# Algebraic geometry – Flat limit (of twisted cubes) contained in surfaces

Let $$H$$ denotes the irreducible component of $$text {Hilb} ^ {3t + 1} mathbb {P} ^ 3$$ whose general member corresponds to a non-singular twisted cubic. Let $$C$$ be a sub-regime within the limit of $$H$$ and suppose that it is in a surface $$S subseteq mathbb {P} ^ 3$$.

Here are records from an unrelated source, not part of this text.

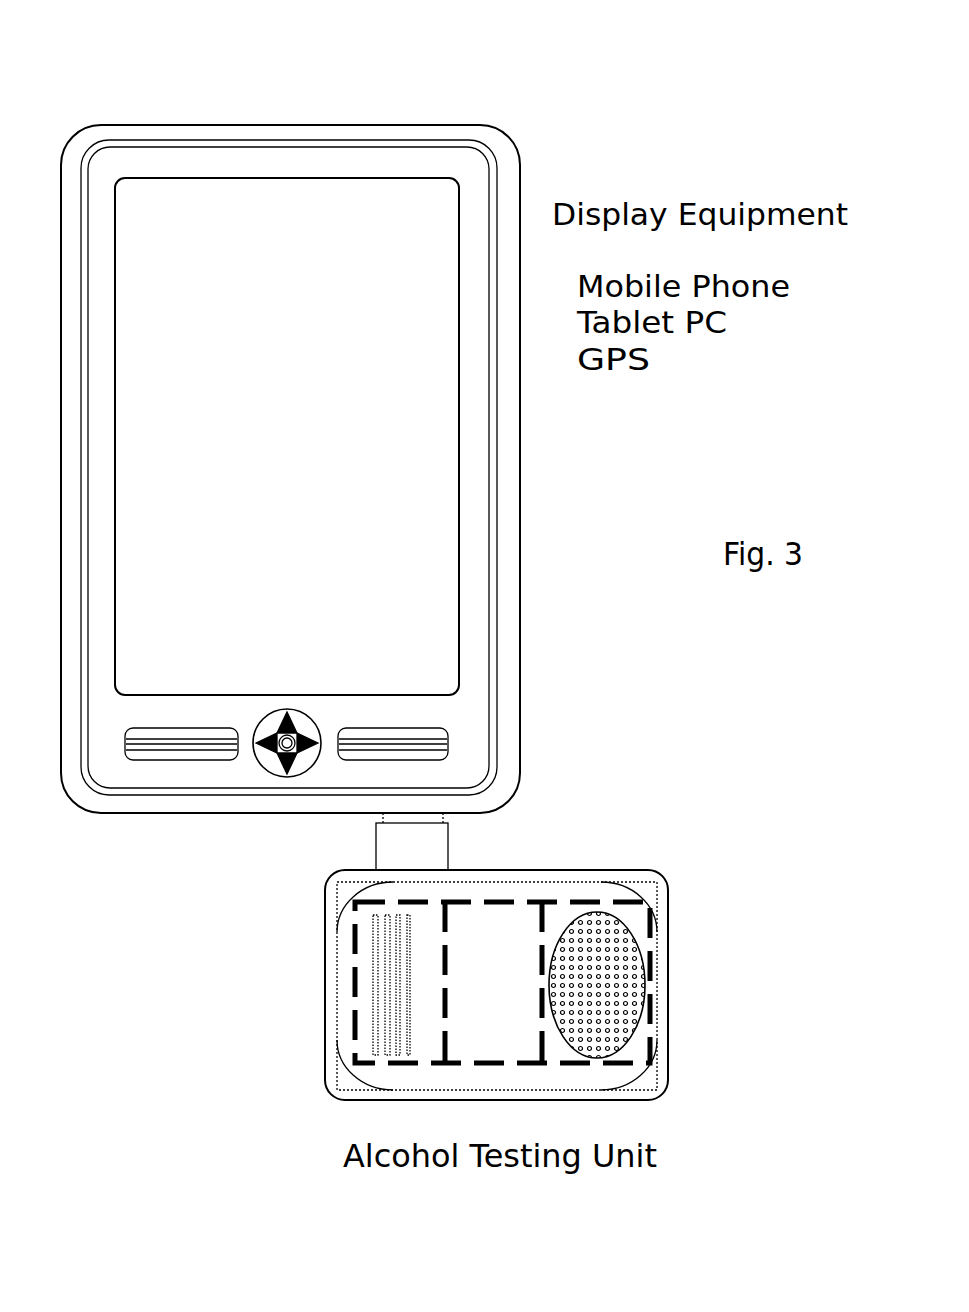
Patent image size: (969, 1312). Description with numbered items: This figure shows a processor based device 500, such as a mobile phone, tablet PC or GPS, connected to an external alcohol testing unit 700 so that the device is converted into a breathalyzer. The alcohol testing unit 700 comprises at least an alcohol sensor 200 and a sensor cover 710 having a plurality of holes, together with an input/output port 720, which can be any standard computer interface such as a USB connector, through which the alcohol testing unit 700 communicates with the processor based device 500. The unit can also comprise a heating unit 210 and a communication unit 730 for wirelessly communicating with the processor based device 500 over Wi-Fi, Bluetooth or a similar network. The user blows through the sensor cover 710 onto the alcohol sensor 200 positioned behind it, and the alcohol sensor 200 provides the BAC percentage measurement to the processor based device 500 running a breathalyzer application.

The processor based device 500 is at (332, 107).
The alcohol testing unit 700 is at (496, 1037).
The input/output port 720 is at (451, 852).
The alcohol sensor 200 is at (630, 917).
The heating unit 210 is at (498, 932).
The communication unit 730 is at (418, 1025).
The sensor cover 710 is at (643, 978).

So why is it possible to find families $$C_R, S_R subseteq mathbb {P} ^ 3_R$$ on a DVR $$R$$ with fraction field $$K$$ such as

1) $$C_R subseteq S_R$$

2) Generic fiber $$C_K$$ is a non singular twisted cubic

3) $$C subseteq S$$ are the closed fibers of the family.

The authors in "Hilbert Diagram Compactification of Twisted Cubics Space": https://www.uio.no/studier/emner/matnat/math/MAT4230/h10/undervisningsmateriale/Hilbertscheme.pdf on display at the page 4 (pg 763), line 7 of the evidence. Although they are studying built-in points, this statement seems to be something more general about uniform boundaries?

More generally, is it true that if something on the boundary of my component in a Hilbert schema was located in a hypersurface, could I then find a family on a DVR as above?